It's a relatively short walk for you and your girlfriend down the street and to the beach. You ignored the stares, the gawks, the stunned double-takes, and just focused on the end result - the beach.
The moonlight glistens on the ocean water, and for a short while, you and she stare at it, transfixed.
"You ready?" You ask her, looking down to her shining yellow eyes. She looks back up at you, slowly blinking those eyes and fluttering her gills.
"Yeah. I... can... can you feel it? In your chest? Like... lungs... pushing out the air..."
You think for a moment. You're not breathing in, and when you try, you find that you can't. But you are pushing the air out very quickly. "We're losing our lungs," you say, coming to the realization. "This is it. Go to the ocean forever or die. Let's go."

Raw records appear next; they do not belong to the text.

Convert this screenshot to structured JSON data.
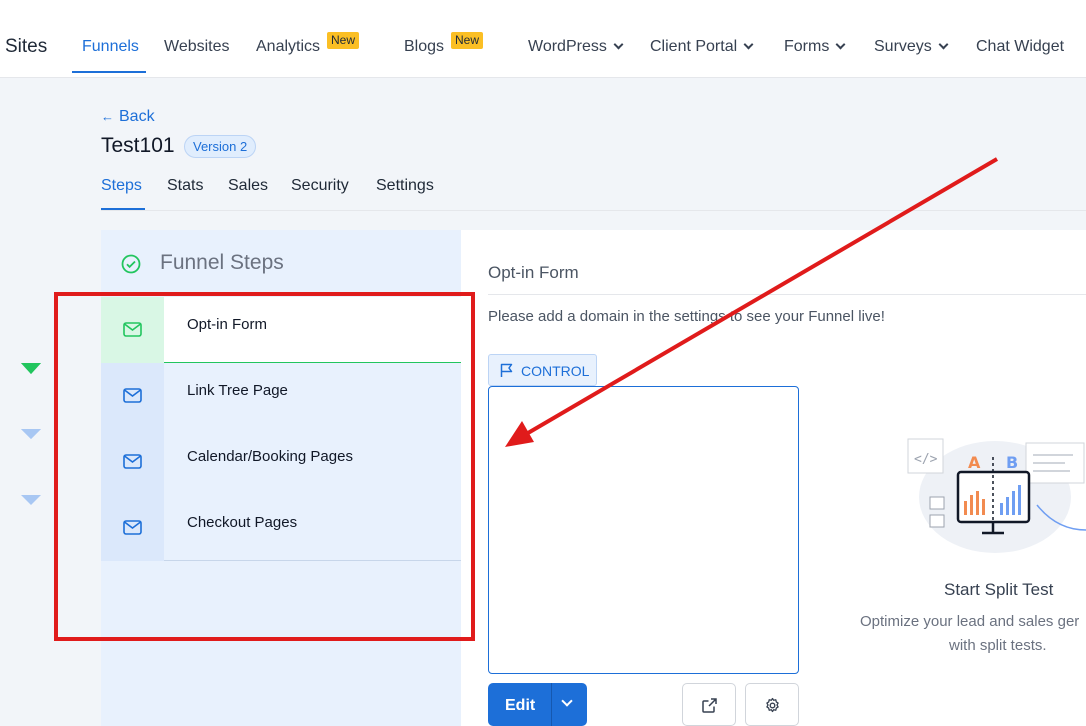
{
  "topnav": {
    "brand": "Sites",
    "items": [
      {
        "label": "Funnels"
      },
      {
        "label": "Websites"
      },
      {
        "label": "Analytics",
        "badge": "New"
      },
      {
        "label": "Blogs",
        "badge": "New"
      },
      {
        "label": "WordPress"
      },
      {
        "label": "Client Portal"
      },
      {
        "label": "Forms"
      },
      {
        "label": "Surveys"
      },
      {
        "label": "Chat Widget"
      }
    ],
    "active_item": "Funnels"
  },
  "header": {
    "back_label": "Back",
    "title": "Test101",
    "version_badge": "Version 2",
    "tabs": [
      {
        "label": "Steps"
      },
      {
        "label": "Stats"
      },
      {
        "label": "Sales"
      },
      {
        "label": "Security"
      },
      {
        "label": "Settings"
      }
    ],
    "active_tab": "Steps"
  },
  "funnel_steps": {
    "title": "Funnel Steps",
    "steps": [
      {
        "label": "Opt-in Form",
        "icon": "mail-icon"
      },
      {
        "label": "Link Tree Page",
        "icon": "mail-icon"
      },
      {
        "label": "Calendar/Booking Pages",
        "icon": "mail-icon"
      },
      {
        "label": "Checkout Pages",
        "icon": "mail-icon"
      }
    ],
    "active_step": "Opt-in Form"
  },
  "main": {
    "step_title": "Opt-in Form",
    "notice": "Please add a domain in the settings to see your Funnel live!",
    "control_label": "CONTROL",
    "edit_label": "Edit"
  },
  "split_test": {
    "title": "Start Split Test",
    "desc_line1": "Optimize your lead and sales ger",
    "desc_line2": "with split tests.",
    "illustration_letters": [
      "A",
      "B"
    ]
  },
  "colors": {
    "accent": "#1d6fd8",
    "active_step_green": "#22c55e",
    "annotation_red": "#e01b1b",
    "badge_yellow": "#fbbf24"
  }
}
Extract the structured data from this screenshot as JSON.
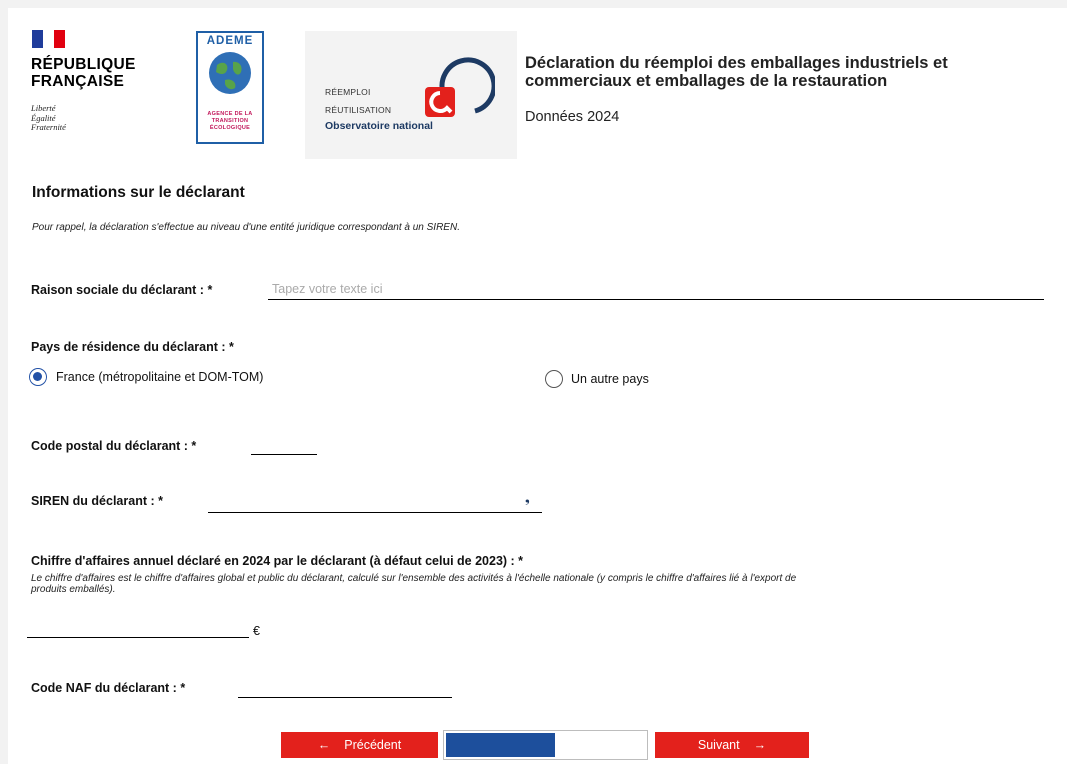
{
  "header": {
    "rf_lines": [
      "RÉPUBLIQUE",
      "FRANÇAISE"
    ],
    "rf_motto": [
      "Liberté",
      "Égalité",
      "Fraternité"
    ],
    "ademe_name": "ADEME",
    "ademe_sub": [
      "AGENCE DE LA",
      "TRANSITION",
      "ÉCOLOGIQUE"
    ],
    "obs_line1": "RÉEMPLOI",
    "obs_line2": "RÉUTILISATION",
    "obs_name": "Observatoire national",
    "title_line1": "Déclaration du réemploi des emballages industriels et",
    "title_line2": "commerciaux et emballages de la restauration",
    "year": "Données 2024"
  },
  "form": {
    "section_title": "Informations sur le déclarant",
    "note": "Pour rappel, la déclaration s'effectue au niveau d'une entité juridique correspondant à un SIREN.",
    "raison_label": "Raison sociale du déclarant : *",
    "raison_placeholder": "Tapez votre texte ici",
    "raison_value": "",
    "pays_label": "Pays de résidence du déclarant : *",
    "pays_options": [
      "France (métropolitaine et DOM-TOM)",
      "Un autre pays"
    ],
    "pays_selected": 0,
    "cp_label": "Code postal du déclarant : *",
    "siren_label": "SIREN du déclarant : *",
    "ca_label": "Chiffre d'affaires annuel déclaré en 2024 par le déclarant (à défaut celui de 2023) : *",
    "ca_help_line1": "Le chiffre d'affaires est le chiffre d'affaires global et public du déclarant, calculé sur l'ensemble des activités à l'échelle nationale (y compris le chiffre d'affaires lié à l'export de",
    "ca_help_line2": "produits emballés).",
    "currency": "€",
    "naf_label": "Code NAF du déclarant : *"
  },
  "nav": {
    "prev_label": "Précédent",
    "next_label": "Suivant",
    "progress_fraction": 0.55
  },
  "colors": {
    "accent_red": "#e3211c",
    "navy": "#1d4f9c",
    "radio_blue": "#2251a6"
  }
}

"Race you," she says, and pushes forward, running for the very last time towards the water.
You're taken aback, but it takes you very little time to race after her, matching her pace and overtaking her. Your legs are longer, after all.
After you hit about waist-deep into the ocean, you can feel the panic sinking in. You can't breathe. You're no longer pushing air out. You can feel your lungs shrivel up into nothing, and steadily be replaced by a different organ inflating within you, like a balloon. You remember vaguely from biology in high school something called a "swim bladder" that some fish have, basically a sac of air inside that allows the fish to control its bouyancy. You can only assume that this is what you have developed in place of your lungs, but think of it no longer as you dive under the surface.
Your vision is clear, perfect, better than you'd have ever imagined. Even at night, the ocean is illuminated to you. As you zip through the water faster than any human has ever swam, you see the sand deepen, and then sharply drop off. Coral reef, oceanic wildlife of all types, massive kelp forests, and much more that you can hardly identify rocket past you as you continue on to your destination.
[Honey? You there?] you call out with your newfound telepathy.
[Way ahead of you, slowpoke. Stop sightseeing and catch up already. You feel the pull, don't you? Like we're late for an appointment. We have to keep moving.]
You ponder this as you accelerate your swimming pace, steadily seeing her in the distance. You don't know how she got so far ahead, must have been while you were watching the reef. But now that she mentions it, you CAN feel the pull. You've got someone to meet down here, and that someone is waiting, anxiously.